Things I Know 334 of 365: Earth might have a partner for twin day during the next spirit week

If your first instinct it to tell me all the reasons this isn’t exciting or give the statistics regarding little chance there is of anything coming of this, I’ll see you at 335 of 365.

For the rest of you, I’ve been consuming information about Kepler-20e and Kepler-20f.

This is what I learned about when I watched Star Trek as a kid. It’s what excited my imagination when watching the short-lived Earth 2, and it’s what makes looking at the stars on a clear night while I’m home in Illinois so exciting.

Though the first two earth-sized planets to be orbiting a sun like ours existed long before the discovery was published in Nature, there’s something different now. Though the likelihood of life as we know it existing on the planets is almost inconceivable, there’s a reduced sense of aloneness attached to knowing they’re there.

This is the value of STEM in schools, the ability to incite wonder in the world and beyond.

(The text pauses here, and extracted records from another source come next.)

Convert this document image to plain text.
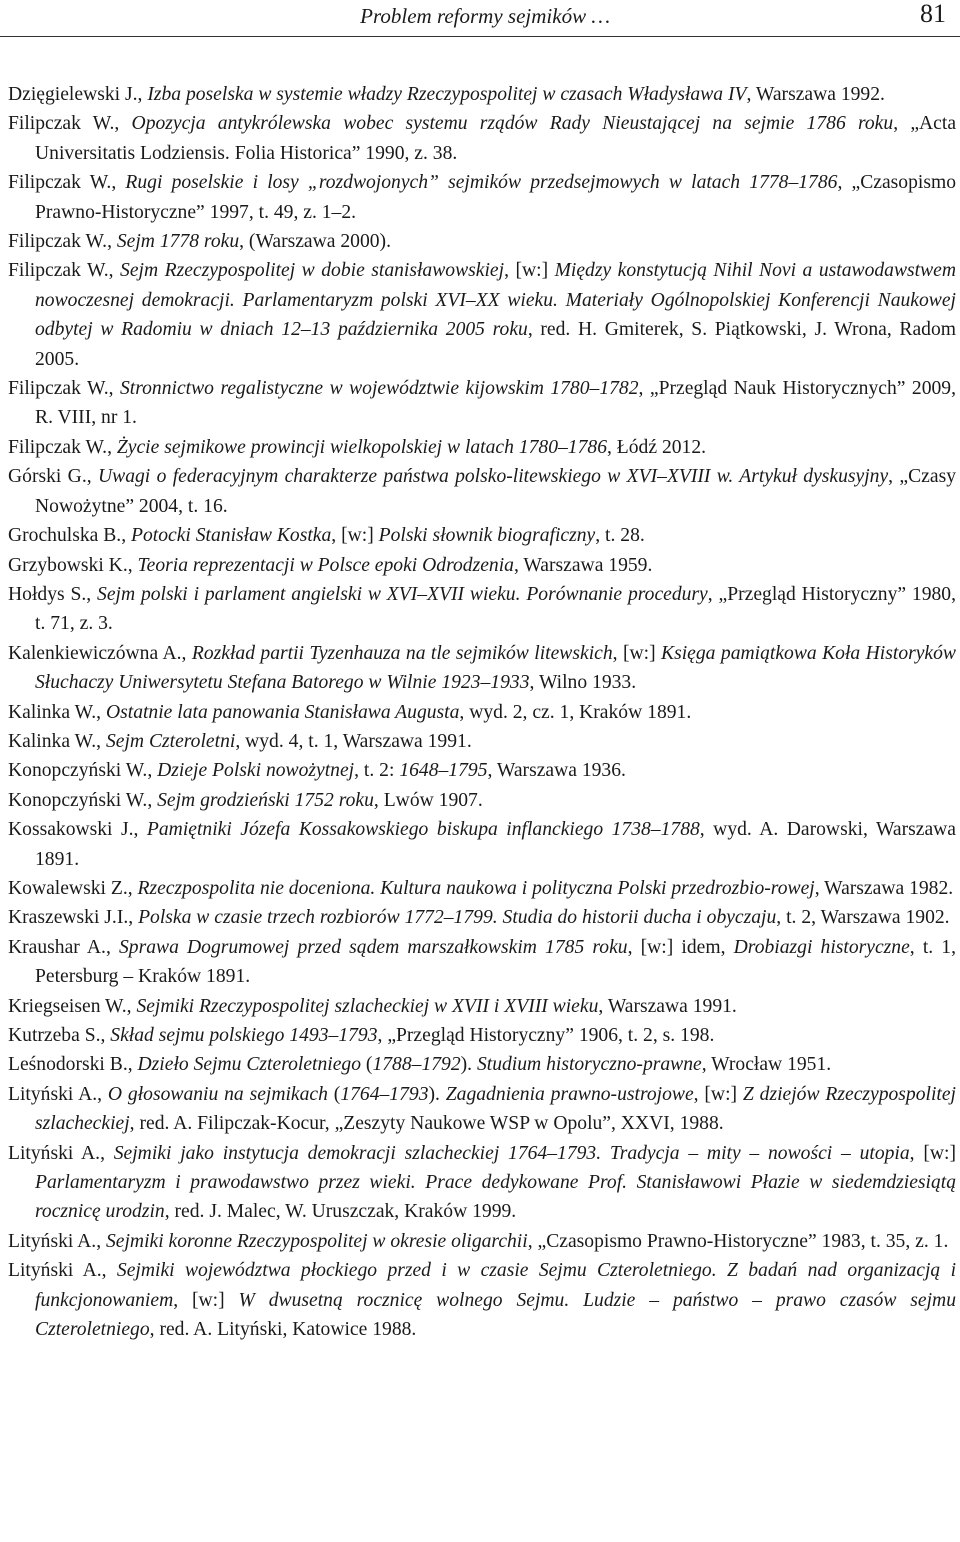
Problem reformy sejmików …	81
Dzięgielewski J., Izba poselska w systemie władzy Rzeczypospolitej w czasach Władysława IV, Warszawa 1992.
Filipczak W., Opozycja antykrólewska wobec systemu rządów Rady Nieustającej na sejmie 1786 roku, „Acta Universitatis Lodziensis. Folia Historica” 1990, z. 38.
Filipczak W., Rugi poselskie i losy „rozdwojonych” sejmików przedsejmowych w latach 1778–1786, „Czasopismo Prawno-Historyczne” 1997, t. 49, z. 1–2.
Filipczak W., Sejm 1778 roku, (Warszawa 2000).
Filipczak W., Sejm Rzeczypospolitej w dobie stanisławowskiej, [w:] Między konstytucją Nihil Novi a ustawodawstwem nowoczesnej demokracji. Parlamentaryzm polski XVI–XX wieku. Materiały Ogólnopolskiej Konferencji Naukowej odbytej w Radomiu w dniach 12–13 października 2005 roku, red. H. Gmiterek, S. Piątkowski, J. Wrona, Radom 2005.
Filipczak W., Stronnictwo regalistyczne w województwie kijowskim 1780–1782, „Przegląd Nauk Historycznych” 2009, R. VIII, nr 1.
Filipczak W., Życie sejmikowe prowincji wielkopolskiej w latach 1780–1786, Łódź 2012.
Górski G., Uwagi o federacyjnym charakterze państwa polsko-litewskiego w XVI–XVIII w. Artykuł dyskusyjny, „Czasy Nowożytne” 2004, t. 16.
Grochulska B., Potocki Stanisław Kostka, [w:] Polski słownik biograficzny, t. 28.
Grzybowski K., Teoria reprezentacji w Polsce epoki Odrodzenia, Warszawa 1959.
Hołdys S., Sejm polski i parlament angielski w XVI–XVII wieku. Porównanie procedury, „Przegląd Historyczny” 1980, t. 71, z. 3.
Kalenkiewiczówna A., Rozkład partii Tyzenhauza na tle sejmików litewskich, [w:] Księga pamiątkowa Koła Historyków Słuchaczy Uniwersytetu Stefana Batorego w Wilnie 1923–1933, Wilno 1933.
Kalinka W., Ostatnie lata panowania Stanisława Augusta, wyd. 2, cz. 1, Kraków 1891.
Kalinka W., Sejm Czteroletni, wyd. 4, t. 1, Warszawa 1991.
Konopczyński W., Dzieje Polski nowożytnej, t. 2: 1648–1795, Warszawa 1936.
Konopczyński W., Sejm grodzieński 1752 roku, Lwów 1907.
Kossakowski J., Pamiętniki Józefa Kossakowskiego biskupa inflanckiego 1738–1788, wyd. A. Darowski, Warszawa 1891.
Kowalewski Z., Rzeczpospolita nie doceniona. Kultura naukowa i polityczna Polski przedrozbio-rowej, Warszawa 1982.
Kraszewski J.I., Polska w czasie trzech rozbiorów 1772–1799. Studia do historii ducha i obyczaju, t. 2, Warszawa 1902.
Kraushar A., Sprawa Dogrumowej przed sądem marszałkowskim 1785 roku, [w:] idem, Drobiazgi historyczne, t. 1, Petersburg – Kraków 1891.
Kriegseisen W., Sejmiki Rzeczypospolitej szlacheckiej w XVII i XVIII wieku, Warszawa 1991.
Kutrzeba S., Skład sejmu polskiego 1493–1793, „Przegląd Historyczny” 1906, t. 2, s. 198.
Leśnodorski B., Dzieło Sejmu Czteroletniego (1788–1792). Studium historyczno-prawne, Wrocław 1951.
Lityński A., O głosowaniu na sejmikach (1764–1793). Zagadnienia prawno-ustrojowe, [w:] Z dziejów Rzeczypospolitej szlacheckiej, red. A. Filipczak-Kocur, „Zeszyty Naukowe WSP w Opolu”, XXVI, 1988.
Lityński A., Sejmiki jako instytucja demokracji szlacheckiej 1764–1793. Tradycja – mity – nowości – utopia, [w:] Parlamentaryzm i prawodawstwo przez wieki. Prace dedykowane Prof. Stanisławowi Płazie w siedemdziesiątą rocznicę urodzin, red. J. Malec, W. Uruszczak, Kraków 1999.
Lityński A., Sejmiki koronne Rzeczypospolitej w okresie oligarchii, „Czasopismo Prawno-Historyczne” 1983, t. 35, z. 1.
Lityński A., Sejmiki województwa płockiego przed i w czasie Sejmu Czteroletniego. Z badań nad organizacją i funkcjonowaniem, [w:] W dwusetną rocznicę wolnego Sejmu. Ludzie – państwo – prawo czasów sejmu Czteroletniego, red. A. Lityński, Katowice 1988.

We noticed a dimming of the sun using a satellite Galileo would have swooned over and then measured wobble of the star caused by the gravity of the planets.

And we haven’t even seen them.

We think they’re there.

The evidence says it’s likely they’re there and they’re planets..

It’s as close as scientists get to faith.

It’s beautiful.

Though we haven’t seen them, exactly, humanity cannot help but try to imagine what these distant neighbors look like.

I’m going to go get some butcher block paper and my crayons.